Ten days ago a court in Athens declared the university strike illegal permitting the government to use similar measures against university employees. The government already threatened last week to place strikers under martial law. On Monday education minister Arvanitopoulos said that workers would have to end their strike by Wednesday, otherwise he would send in the police.

Such police action is of historical significance. Due to the 1973 massacre, Greek police and military forces have been banned from entering the campus since the end of the reign of the Colonels in 1974. Against a background of growing social conflicts, the former social democratic PASOK government abolished the ban in 2011. Since then there have been some police interventions on the campuses, but nothing like the action announced by Arvanitopoulos.

This move is part of the increasing militarization of Greek society. On Sunday, the government mobilized 5,000 police in Athens against around 10,000 demonstrators seeking to commemorate the victims of November 17. Fearing unrest, entire streets were blocked off by police, who arrested 99 people before the demonstration even started. In Patras police used tear gas and truncheons against mostly young demonstrators who approached premises of the fascist Golden Dawn party.

Already last week, police stormed the building of the state broadcaster ERT, which had been occupied by former employees to protest against layoffs.

All these measures have been agreed with the representatives of the “troika”—the European Central Bank (ECB), the International Monetary Fund (IMF) and the EU Commission. Representatives of the troika returned to Athens two weeks ago to negotiate further cuts in social spending with the government.

Troika officials are demanding not only additional cuts of €2 to €3 billion in the 2014 budget, but are also calling for so-called structural reforms. Such “reforms” include lifting the ban on forcible house evictions and reducing the employer's share of social insurance. If these steps are not taken, the troika has threatened to stop the next tranche of aid credits of over a billion euros.

On Monday, German Finance Minister Wolfgang Schäuble once again rejected any debt relief for Greece. Instead he argued for the continuation of the loan program, which is bound up with fierce social attacks. The German Chancellor Angela Merkel has summoned Greek Prime Minister Antonis Samaras to Berlin on Friday to discuss these issues.

The austerity measures dictated by Berlin and the EU have already resulted in a record unemployment rate of over 27 percent in Greece. Average wages have fallen by 40 percent since 2008. Such social attacks are incompatible with democratic rights. Just as Greece was the EU's testing ground for the dismantling of social rights, now authoritarian forms of rule are to be enforced which are to serve as a model for the entire continent.

The EU is the main driving force behind this development, relying not only on the support of the government, but also on the country’s largest opposition party.
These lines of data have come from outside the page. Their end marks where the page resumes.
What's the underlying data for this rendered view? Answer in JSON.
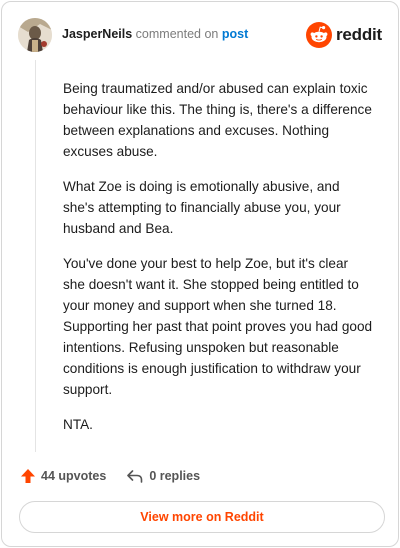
{
  "comment": {
    "author": "JasperNeils",
    "verb": "commented on",
    "post_link": "post",
    "paragraphs": [
      "Being traumatized and/or abused can explain toxic behaviour like this. The thing is, there's a difference between explanations and excuses. Nothing excuses abuse.",
      "What Zoe is doing is emotionally abusive, and she's attempting to financially abuse you, your husband and Bea.",
      "You've done your best to help Zoe, but it's clear she doesn't want it. She stopped being entitled to your money and support when she turned 18. Supporting her past that point proves you had good intentions. Refusing unspoken but reasonable conditions is enough justification to withdraw your support.",
      "NTA."
    ]
  },
  "brand": {
    "wordmark": "reddit",
    "logo_icon": "reddit-snoo-icon",
    "accent_color": "#ff4500"
  },
  "actions": {
    "upvotes_label": "44 upvotes",
    "replies_label": "0 replies",
    "upvote_icon": "upvote-arrow-icon",
    "reply_icon": "reply-arrow-icon",
    "upvote_color": "#ff4500"
  },
  "footer": {
    "view_more_label": "View more on Reddit"
  },
  "colors": {
    "link": "#0079d3",
    "muted": "#7c7c7c",
    "border": "#d6d6d6"
  }
}
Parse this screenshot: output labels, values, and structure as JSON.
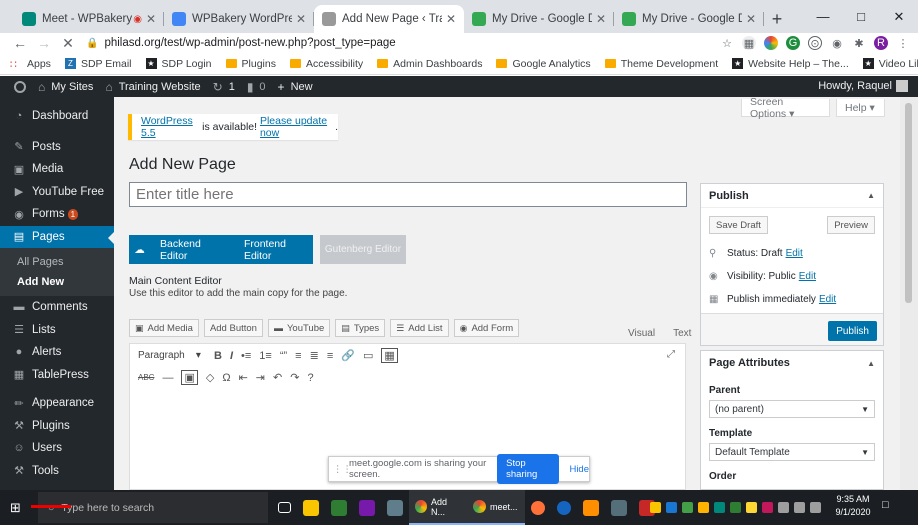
{
  "browser": {
    "tabs": [
      {
        "title": "Meet - WPBakery WordP",
        "fav_color": "#00897b",
        "has_record": true,
        "active": false
      },
      {
        "title": "WPBakery WordPress Training",
        "fav_color": "#4285f4",
        "has_record": false,
        "active": false
      },
      {
        "title": "Add New Page ‹ Training Websi",
        "fav_color": "#999999",
        "has_record": false,
        "active": true
      },
      {
        "title": "My Drive - Google Drive",
        "fav_color": "#34a853",
        "has_record": false,
        "active": false
      },
      {
        "title": "My Drive - Google Drive",
        "fav_color": "#34a853",
        "has_record": false,
        "active": false
      }
    ],
    "url": "philasd.org/test/wp-admin/post-new.php?post_type=page",
    "profile_initial": "R",
    "bookmarks": [
      {
        "label": "Apps",
        "kind": "apps"
      },
      {
        "label": "SDP Email",
        "kind": "sq"
      },
      {
        "label": "SDP Login",
        "kind": "blk"
      },
      {
        "label": "Plugins",
        "kind": "folder"
      },
      {
        "label": "Accessibility",
        "kind": "folder"
      },
      {
        "label": "Admin Dashboards",
        "kind": "folder"
      },
      {
        "label": "Google Analytics",
        "kind": "folder"
      },
      {
        "label": "Theme Development",
        "kind": "folder"
      },
      {
        "label": "Website Help – The...",
        "kind": "blk"
      },
      {
        "label": "Video Library – We...",
        "kind": "blk"
      }
    ]
  },
  "adminbar": {
    "my_sites": "My Sites",
    "site": "Training Website",
    "updates": "1",
    "comments": "0",
    "new": "New",
    "howdy": "Howdy, Raquel"
  },
  "sidebar": {
    "items": [
      {
        "label": "Dashboard",
        "icon": "◔",
        "name": "dashboard"
      },
      {
        "label": "Posts",
        "icon": "✎",
        "name": "posts"
      },
      {
        "label": "Media",
        "icon": "▣",
        "name": "media"
      },
      {
        "label": "YouTube Free",
        "icon": "▶",
        "name": "youtube-free"
      },
      {
        "label": "Forms",
        "icon": "◉",
        "name": "forms",
        "badge": "1"
      }
    ],
    "current": {
      "label": "Pages",
      "icon": "▤"
    },
    "submenu": [
      "All Pages",
      "Add New"
    ],
    "items_after": [
      {
        "label": "Comments",
        "icon": "▬",
        "name": "comments"
      },
      {
        "label": "Lists",
        "icon": "☰",
        "name": "lists"
      },
      {
        "label": "Alerts",
        "icon": "●",
        "name": "alerts"
      },
      {
        "label": "TablePress",
        "icon": "▦",
        "name": "tablepress"
      },
      {
        "label": "Appearance",
        "icon": "✏",
        "name": "appearance"
      },
      {
        "label": "Plugins",
        "icon": "⚒",
        "name": "plugins"
      },
      {
        "label": "Users",
        "icon": "☺",
        "name": "users"
      },
      {
        "label": "Tools",
        "icon": "⚒",
        "name": "tools"
      }
    ]
  },
  "screen": {
    "screen_options": "Screen Options ▾",
    "help": "Help ▾",
    "notice_link1": "WordPress 5.5",
    "notice_text": " is available! ",
    "notice_link2": "Please update now",
    "page_title": "Add New Page",
    "title_placeholder": "Enter title here",
    "backend_editor": "Backend Editor",
    "frontend_editor": "Frontend Editor",
    "gutenberg": "Gutenberg Editor",
    "main_label": "Main Content Editor",
    "main_desc": "Use this editor to add the main copy for the page.",
    "media_buttons": [
      {
        "label": "Add Media",
        "icon": "▣"
      },
      {
        "label": "Add Button",
        "icon": ""
      },
      {
        "label": "YouTube",
        "icon": "▬"
      },
      {
        "label": "Types",
        "icon": "▤"
      },
      {
        "label": "Add List",
        "icon": "☰"
      },
      {
        "label": "Add Form",
        "icon": "◉"
      }
    ],
    "visual_tab": "Visual",
    "text_tab": "Text",
    "format": "Paragraph",
    "toolbar1": [
      "B",
      "I",
      "•≡",
      "1≡",
      "“”",
      "≡",
      "≣",
      "≡",
      "🔗",
      "▭",
      "▦"
    ],
    "toolbar2": [
      "ABC",
      "—",
      "▣",
      "◇",
      "Ω",
      "⇤",
      "⇥",
      "↶",
      "↷",
      "?"
    ]
  },
  "publish": {
    "title": "Publish",
    "save_draft": "Save Draft",
    "preview": "Preview",
    "status_label": "Status: Draft",
    "visibility_label": "Visibility: Public",
    "schedule_label": "Publish immediately",
    "edit": "Edit",
    "publish_btn": "Publish"
  },
  "attributes": {
    "title": "Page Attributes",
    "parent_label": "Parent",
    "parent_value": "(no parent)",
    "template_label": "Template",
    "template_value": "Default Template",
    "order_label": "Order"
  },
  "meet": {
    "text": "meet.google.com is sharing your screen.",
    "stop": "Stop sharing",
    "hide": "Hide"
  },
  "taskbar": {
    "search": "Type here to search",
    "app1": "Add N...",
    "app2": "meet...",
    "time": "9:35 AM",
    "date": "9/1/2020"
  }
}
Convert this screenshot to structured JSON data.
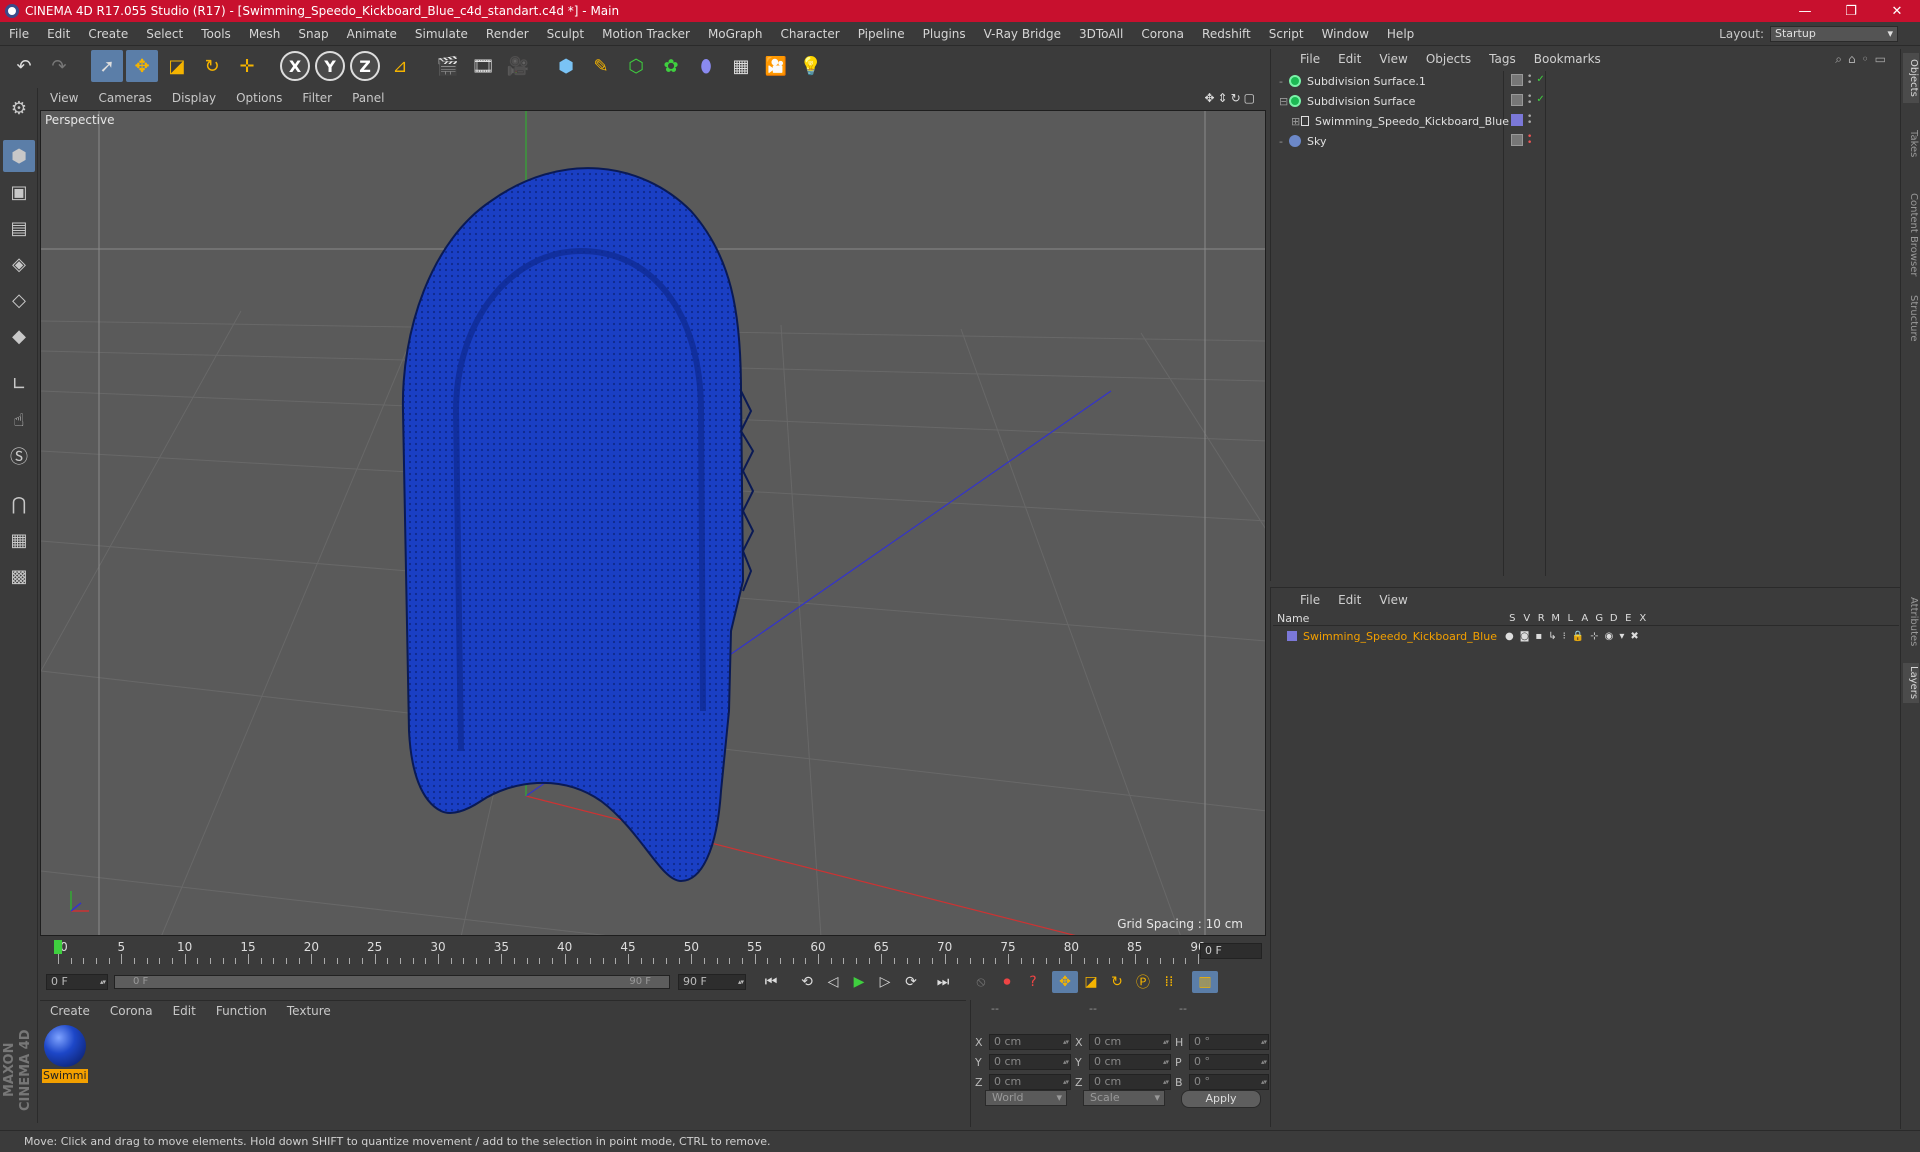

As popular resistance increases, the Coalition of the Radical Left (SYRIZA) seeks to serve as a factor for stability. Its brief press release accuses the government of adding “fuel to the fire” and provoking unnecessary protests at the universities. The layoffs should be withdrawn, the party requests.

But such calls are merely lip service. SYRIZA vehemently defends the European Union; in an interview with the channel ET3 last Friday, party leader Alexis Tsipras expressly opposed “unilateral action” to reduce the debt burden, i.e. a unilateral refusal by Greece to pay off its debt. A solution had to be found within the euro zone, Tsipras declared.

The character of SYRIZA is also demonstrated by the discussions between the party and the right-wing Independent Greeks (ANEL) on possible electoral alliances. ANEL is calling for the establishment of a technocratic government equipped with emergency powers aimed at organizing a “national awakening and uprising.”

In his ET3 interview, Tsipras did not rule out joint lists with the ANEL in local elections due in May next year. There have already been a number of such alliances struck between the two parties.